TVN described the decision to extend its licence as “bittersweet” and said that it proved “there was never any legitimate reason to deny or delay the licence”.

However, it expressed concern that the media regulator was using the accompanying resolution “to challenge current media ownership rules” and warned that this “undermines the democratic legislative process itself”.

“It appears that the Polish authorities are seeking new rulemaking on media ownership as a way around the legislative processes,” it said in a statement. “The rule of law, freedom of the press and stability for foreign investments are still very much at risk.”

The delay in renewing TVN24's licence comes amid broader pressure on independent media that has seen Poland fall from 18th to 64th in the World Press Freedom Index – below Malawi and Armenia – since the conservative-nationalist Law and Justice party (PiS) took office in 2015.

Claque

During its years in power, PiS has reduced the public broadcaster to a claque, used a state-owned oil group to buy up a swath of local media outlets and funnelled advertising from state-owned companies to supportive media groups.
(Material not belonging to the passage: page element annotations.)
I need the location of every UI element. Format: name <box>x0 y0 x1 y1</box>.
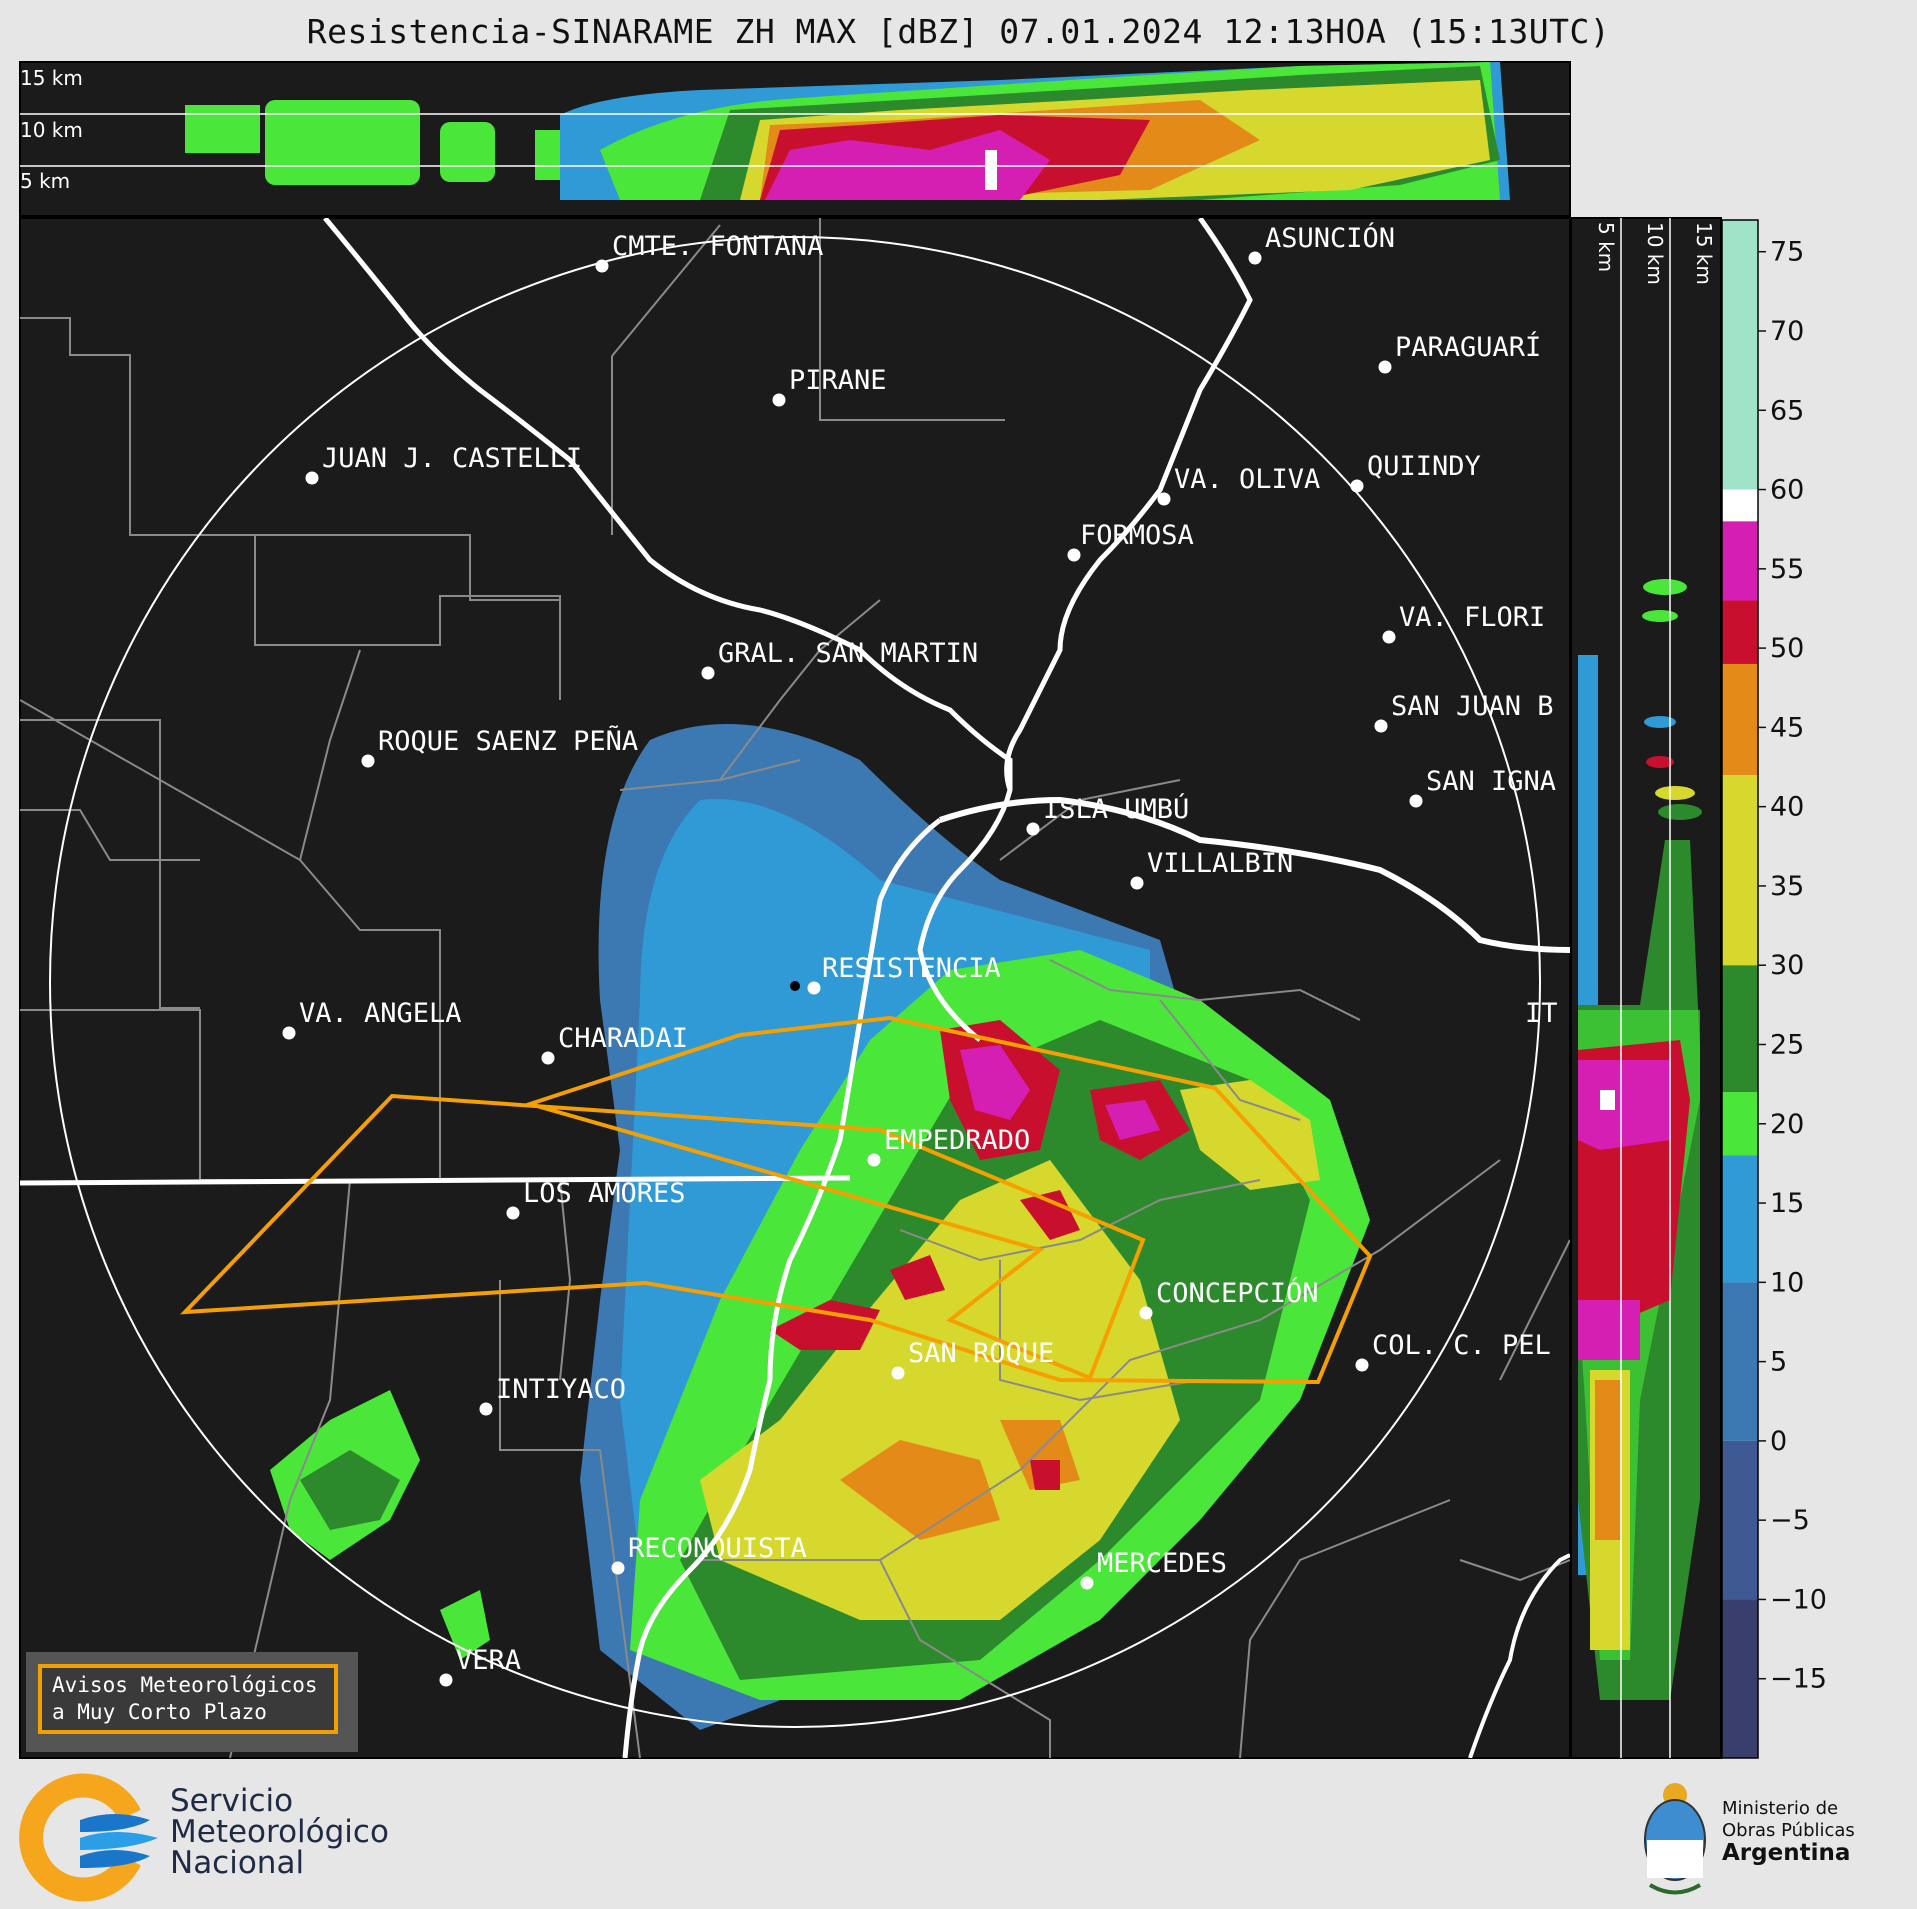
smn-logo <box>19 1773 158 1902</box>
ministry-line-3: Argentina <box>1722 1840 1851 1866</box>
city-label-intiyaco: INTIYACO <box>496 1374 626 1405</box>
smn-wordmark: Servicio Meteorológico Nacional <box>170 1786 389 1879</box>
top-alt-label-5km: 5 km <box>20 169 70 193</box>
ministry-line-2: Obras Públicas <box>1722 1820 1855 1841</box>
colorbar-tick-label: 0 <box>1770 1426 1787 1457</box>
colorbar-band <box>1722 1092 1758 1156</box>
smn-line-2: Meteorológico <box>170 1814 389 1850</box>
chart-title: Resistencia-SINARAME ZH MAX [dBZ] 07.01.… <box>306 12 1611 51</box>
alert-polygon-outline <box>180 1015 1373 1385</box>
city-labels: CMTE. FONTANA ASUNCIÓN PIRANE PARAGUARÍ … <box>299 222 1558 1676</box>
city-label-vera: VERA <box>456 1645 521 1676</box>
colorbar-tick-label: 75 <box>1770 237 1804 268</box>
city-label-juan-j-castelli: JUAN J. CASTELLI <box>322 443 582 474</box>
avisos-line-2: a Muy Corto Plazo <box>52 1700 267 1724</box>
colorbar-band <box>1722 1440 1758 1600</box>
argentina-coat-of-arms <box>1644 1783 1706 1895</box>
right-profile-echoes <box>1578 579 1702 1700</box>
city-label-san-juan-b: SAN JUAN B <box>1391 691 1554 722</box>
colorbar-tick-label: 20 <box>1770 1109 1804 1140</box>
colorbar-tick-label: 50 <box>1770 633 1804 664</box>
colorbar-band <box>1722 600 1758 664</box>
city-label-san-roque: SAN ROQUE <box>908 1338 1054 1369</box>
city-label-va-flori: VA. FLORI <box>1399 602 1545 633</box>
city-label-formosa: FORMOSA <box>1080 520 1194 551</box>
colorbar-band <box>1722 965 1758 1093</box>
city-label-paraguari: PARAGUARÍ <box>1395 331 1541 363</box>
city-label-it: IT <box>1525 998 1558 1029</box>
city-label-resistencia: RESISTENCIA <box>822 953 1001 984</box>
city-label-asuncion: ASUNCIÓN <box>1265 222 1395 254</box>
city-label-charadai: CHARADAI <box>558 1023 688 1054</box>
city-label-col-c-pel: COL. C. PEL <box>1372 1330 1551 1361</box>
ministry-line-1: Ministerio de <box>1722 1798 1839 1819</box>
alert-polygons <box>180 1015 1373 1385</box>
city-label-empedrado: EMPEDRADO <box>884 1125 1030 1156</box>
colorbar-tick-label: 10 <box>1770 1267 1804 1298</box>
city-label-gral-san-martin: GRAL. SAN MARTIN <box>718 638 978 669</box>
colorbar-band <box>1722 489 1758 522</box>
city-label-isla-umbu: ISLA UMBÚ <box>1043 793 1189 825</box>
colorbar-tick-label: 30 <box>1770 950 1804 981</box>
rivers <box>20 218 1570 1758</box>
top-alt-label-15km: 15 km <box>20 66 83 90</box>
city-label-villalbin: VILLALBÍN <box>1147 847 1293 879</box>
top-profile-panel: 15 km 10 km 5 km <box>19 61 1571 217</box>
colorbar-tick-label: 70 <box>1770 316 1804 347</box>
city-label-va-angela: VA. ANGELA <box>299 998 462 1029</box>
colorbar-tick-label: 40 <box>1770 792 1804 823</box>
smn-logo-sun-ring <box>19 1773 141 1902</box>
department-borders <box>20 218 1570 1758</box>
colorbar-tick-label: −5 <box>1770 1505 1810 1536</box>
smn-line-3: Nacional <box>170 1845 305 1881</box>
radar-range-ring <box>49 236 1541 1728</box>
city-label-va-oliva: VA. OLIVA <box>1174 464 1320 495</box>
colorbar-tick-label: 45 <box>1770 712 1804 743</box>
city-label-quiindy: QUIINDY <box>1367 451 1481 482</box>
colorbar-band <box>1722 774 1758 966</box>
colorbar-tick-label: 55 <box>1770 554 1804 585</box>
colorbar-band <box>1722 1282 1758 1441</box>
right-alt-label-5km: 5 km <box>1594 222 1618 272</box>
city-label-mercedes: MERCEDES <box>1097 1548 1227 1579</box>
colorbar-tick-label: 25 <box>1770 1029 1804 1060</box>
city-label-concepcion: CONCEPCIÓN <box>1156 1277 1319 1309</box>
colorbar-bands <box>1722 220 1758 1758</box>
colorbar-tick-label: 60 <box>1770 475 1804 506</box>
city-label-roque-saenz-pena: ROQUE SAENZ PEÑA <box>378 725 638 757</box>
right-alt-label-15km: 15 km <box>1692 222 1716 285</box>
colorbar-tick-label: 35 <box>1770 871 1804 902</box>
city-label-san-igna: SAN IGNA <box>1426 766 1556 797</box>
colorbar-band <box>1722 220 1758 490</box>
ministry-wordmark: Ministerio de Obras Públicas Argentina <box>1722 1798 1855 1866</box>
colorbar-tick-label: 15 <box>1770 1188 1804 1219</box>
avisos-badge[interactable]: Avisos Meteorológicos a Muy Corto Plazo <box>38 1664 338 1734</box>
smn-line-1: Servicio <box>170 1783 294 1819</box>
top-alt-label-10km: 10 km <box>20 118 83 142</box>
colorbar-frame <box>1721 219 1759 1759</box>
colorbar-tick-label: 65 <box>1770 395 1804 426</box>
colorbar-tick-label: −10 <box>1770 1584 1827 1615</box>
city-markers <box>282 251 1423 1687</box>
colorbar-band <box>1722 663 1758 775</box>
colorbar-band <box>1722 1599 1758 1758</box>
colorbar-tick-label: −15 <box>1770 1664 1827 1695</box>
city-label-los-amores: LOS AMORES <box>523 1178 686 1209</box>
avisos-line-1: Avisos Meteorológicos <box>52 1673 318 1697</box>
right-alt-label-10km: 10 km <box>1643 222 1667 285</box>
colorbar-band <box>1722 1155 1758 1283</box>
city-label-reconquista: RECONQUISTA <box>628 1533 807 1564</box>
colorbar-band <box>1722 521 1758 601</box>
map-panel: CMTE. FONTANA ASUNCIÓN PIRANE PARAGUARÍ … <box>19 217 1571 1759</box>
right-profile-panel: 5 km 10 km 15 km <box>1570 217 1722 1759</box>
colorbar-tick-label: 5 <box>1770 1347 1787 1378</box>
city-label-pirane: PIRANE <box>789 365 887 396</box>
city-label-cmte-fontana: CMTE. FONTANA <box>612 231 823 262</box>
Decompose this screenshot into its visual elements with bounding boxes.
The government also put forward proposals earlier this year for a new tax on advertising revenues, which sparked an unprecedented blackout from private media groups in protest at the move, which they saw as a serious – and targeted – threat to independent journalism.

In an escalation of the pressure on TVN, PiS MPs in the lower house of parliament also voted through a Bill in August that would force Discovery to sell its stake in TVN.

The Bill was subsequently rejected by the opposition-controlled upper house, and Poland's president Andrzej Duda has also expressed reservations about it. But PiS officials have previously indicated that they would try to revive the Bill later this month.